Canadian Cinema’s Answer to The Social Network?

I just saw an advance screening of the Canadian film BlackBerry, hosted by the Rotman School of Management. To prepare for the film, I spent the day reading Jacquie McNish and Sean Silcoff’s 2015 book Losing the Signal: The Spectacular Rise and Fall of BlackBerry, from which the movie is loosely adapted.

My assessments of the book and film are based on a personal criterion, whether I would use them in the Narrative and Management course I am going to teach next academic year. As the title of the post suggests, I already use The Social Network. Would BlackBerry be a worthwhile counterpart or counter-narrative?

A Word about the Book

Losing the Signal is a work of organizational history, a genre with which I’m familiar, having written one about the implementation of bilingual air traffic control in Quebec in the Seventies and a second about the development of Highway 407, Ontario’s electronic toll road, in the Nineties.

The problem with reading an organizational history a few years after it was written and thus a few more years after the events occurred is, to put it bluntly, boredom. Organizational historians strive to be thorough and fair. As a result, their books are cluttered with events of little lasting significance, for example initiatives that didn’t pan out, and full of people in minor roles. Though the key protagonists in Losing the Signal, Mike Lazaridis and Jim Balsillie, are fascinating and there are many dramatic events in the rise and fall of the BlackBerry device, I found much of the book to be a slog. The question it left me with was how director-writer Matt Johnson and co-writer Matthew Miller could adapt it to create a compelling film.

Watching a Train Wreck in Slo-Mo

It turns out that they succeeded, and BlackBerry is an enjoyable film for any audience. It uses the indie-film ethos which Globe and Mail critic Barry Hertz describes as “shot as if captured by hidden cameras – scenes are partially obscured by office furniture or caught with the intentionally unsteady hand of a cameraman who is in fear of being found out – the film has an air of DIY guerilla, you-are-here naturalism.” This is entirely appropriate to chronicling a technology startup and indeed is reminiscent of Jehane Noujaim’s cinema-verité 2001 film Startup.com.

BlackBerry provides a sharp, if not exaggerated, contrast between Lazaridis and Balsillie, a duo reviewer David Rooney describes as “a guileless brainiac and a cunning operator” and reviewer Steph Green, in bolder language, depicts as “a pushover with a severe shortage of charisma” and “a comic-book Machiavelli of rapacious unlikability.” The interaction between the two characters raises the question of how creative but often unfocused nerds can work with profit-seeking managers to make an innovation a commercial success and answers it by showing instances where this synergy occurs.

While I found BlackBerry’s upward arc fascinating, its downward spiral was engrossing, like watching a train wreck happening in slow motion. When Apple brings out the iPhone in 2007, Lazaridis is in complete denial, refusing to believe that it meets the market’s needs better than his product. The BlackBerry focused on email and telephone for corporate clients, but Lazaridis, Balsillie, and their colleagues at Research in Motion didn’t accept that the iPhone’s Internet capability, openness to music and thousands of apps, and touchscreen would appeal to a much larger consumer market.

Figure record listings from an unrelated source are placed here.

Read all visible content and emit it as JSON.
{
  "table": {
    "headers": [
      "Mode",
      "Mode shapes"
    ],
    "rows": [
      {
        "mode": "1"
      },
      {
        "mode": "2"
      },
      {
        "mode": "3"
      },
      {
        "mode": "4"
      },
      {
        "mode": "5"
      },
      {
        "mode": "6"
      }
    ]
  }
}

Research in Motion’s downward spiral is accelerated by a decision to attract talent by offering back-dated stock options, a practice that financial regulators deem illegal, and by Balsillie’s diminished corporate focus while in pursuit of his dream of buying a US-based NHL team and moving it to Hamilton.

My Verdict

Yes, I would use BlackBerry in my Narrative and Management class for several reasons. The upward arc and downward spiral illustrate a variety of ideas about corporate strategy and management that are worth discussing. Paired with The Social Network, it provides fascinating contrasts between success and failure, cohesive and conflicted management teams, and American and Canadian styles of filmmaking.

In addition to the film, I would make some use of the book. Because the film so thoroughly exaggerates the characters of both Lazaridis and Balsillie, it is worth reading more realistic word-portraits of the actual individuals. I’m not interested in cataloguing every instance where the film took liberties with the historical record, however. The prologue of Losing the Signal presents both characters as adolescents and young adults before their meteoric careers at Research in Motion. This stage of their lives should be of great interest to students who are themselves young adults.

Despite Research in Motion’s troubles, Balsillie and Lazaridis became billionaires. The epilogue shows how they remained committed Canadians and used their wealth in social productive ways, Lazaridis by supporting research in physics and computing and Balsillie by working on public policy to support innovation and entrepreneurship. Thus the prologue and epilogue show us Lazaridis and Balsillie both before and after their careers at Research in Motion and deepen our understanding of their lives in full.

I’m looking forward to preparing to teach BlackBerry, which will involve watching the film at least twice, reading the reviews and paratexts that will appear after its official opening on May 12, and developing discussion questions. And the proof of the preparation – a process that I’ve found takes a weeks’ work – is the class itself.